I am dealing with ** video frame interpolation by deep learning ** at the university, and I will output the implementation I am trying in the process. I will continue to post the continuation of the implementation of frame interpolation for videos, so please follow LGTM & follow me if you like.

What I did this time is to build a network that uses actual video frames to generate 1 intermediate frame from 6 frames before and after.

Implementation environment

Google Colab https://colab.research.google.com/notebooks/welcome.ipynb?hl=ja

Implementation overview

** Deep learning that generates an intermediate frame from the front and rear frames (3 front and 3 rear). ** The network is DnCNN [1]. I have this network at hand, so I am using it. （[1] Kai Zhang, Wangmeng Zuo, Yunjin Chen, Deyu Meng, and Lei Zhang, “Beyond a Gaussian Denoiser: Residual Learning of Deep CNN for Image Denoising”, https://arxiv.org/abs/1608.03981）

The network of DnCNN is as follows. Originally, it was intended to remove noise. For input, the frame size is 160 * 90 and the number of channels is 18 channels (6 frames * RBG). For output, the frame size is similar and the number of channels is 3.

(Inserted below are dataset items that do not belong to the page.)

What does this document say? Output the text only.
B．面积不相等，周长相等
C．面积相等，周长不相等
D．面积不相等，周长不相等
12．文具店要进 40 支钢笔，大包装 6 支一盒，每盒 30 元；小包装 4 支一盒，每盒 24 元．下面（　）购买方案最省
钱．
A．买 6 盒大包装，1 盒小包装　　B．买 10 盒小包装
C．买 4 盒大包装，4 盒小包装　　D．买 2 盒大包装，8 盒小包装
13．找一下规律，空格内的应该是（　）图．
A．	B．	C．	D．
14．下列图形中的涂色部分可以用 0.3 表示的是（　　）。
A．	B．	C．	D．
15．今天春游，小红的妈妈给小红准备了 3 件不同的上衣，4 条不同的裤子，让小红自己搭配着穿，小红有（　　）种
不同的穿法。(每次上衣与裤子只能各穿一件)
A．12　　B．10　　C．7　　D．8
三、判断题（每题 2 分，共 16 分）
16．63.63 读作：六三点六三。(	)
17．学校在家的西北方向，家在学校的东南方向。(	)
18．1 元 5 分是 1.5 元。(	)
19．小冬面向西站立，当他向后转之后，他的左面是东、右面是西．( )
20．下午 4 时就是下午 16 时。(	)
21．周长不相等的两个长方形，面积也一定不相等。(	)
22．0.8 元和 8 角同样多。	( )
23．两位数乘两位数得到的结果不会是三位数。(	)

I messed with the parameters of the blue middle layer. It has 15 layers, a kernel size of 3 * 3, and 72 channels.

data set

I used MOT17 which took a picture of the city. https://motchallenge.net/ The number of sets is train 1320, test 1285.

result

The first image is the front 2 frames, the generated intermediate frame, and the rear 2 frames from the top. Actually, there is another input for each frame, but I omitted it because the image becomes small.

The following image is a comparison with the correct middle frame.

The result is that it cannot be said that it can be interpolated because it is pulled back and forth and the color is changing.

Performance evaluation

Click here for a graph of generalization performance. Since the values are close to each other, there seems to be no problem here. Click here for numerical data such as loss values.

The numerical value is not so bad. It is close to the loss value and average PSNR when one image was previously cropped and pseudo frame interpolation was performed. However, this seems to be because the front and back images are almost the same. The mid-top rate is low, so you need to raise it here.

Consideration

The reason why it could not be interpolated ・ Small number of data sets ・ Input 6 frames are not working well ・ Network (DnCNN) problems I think there are three points.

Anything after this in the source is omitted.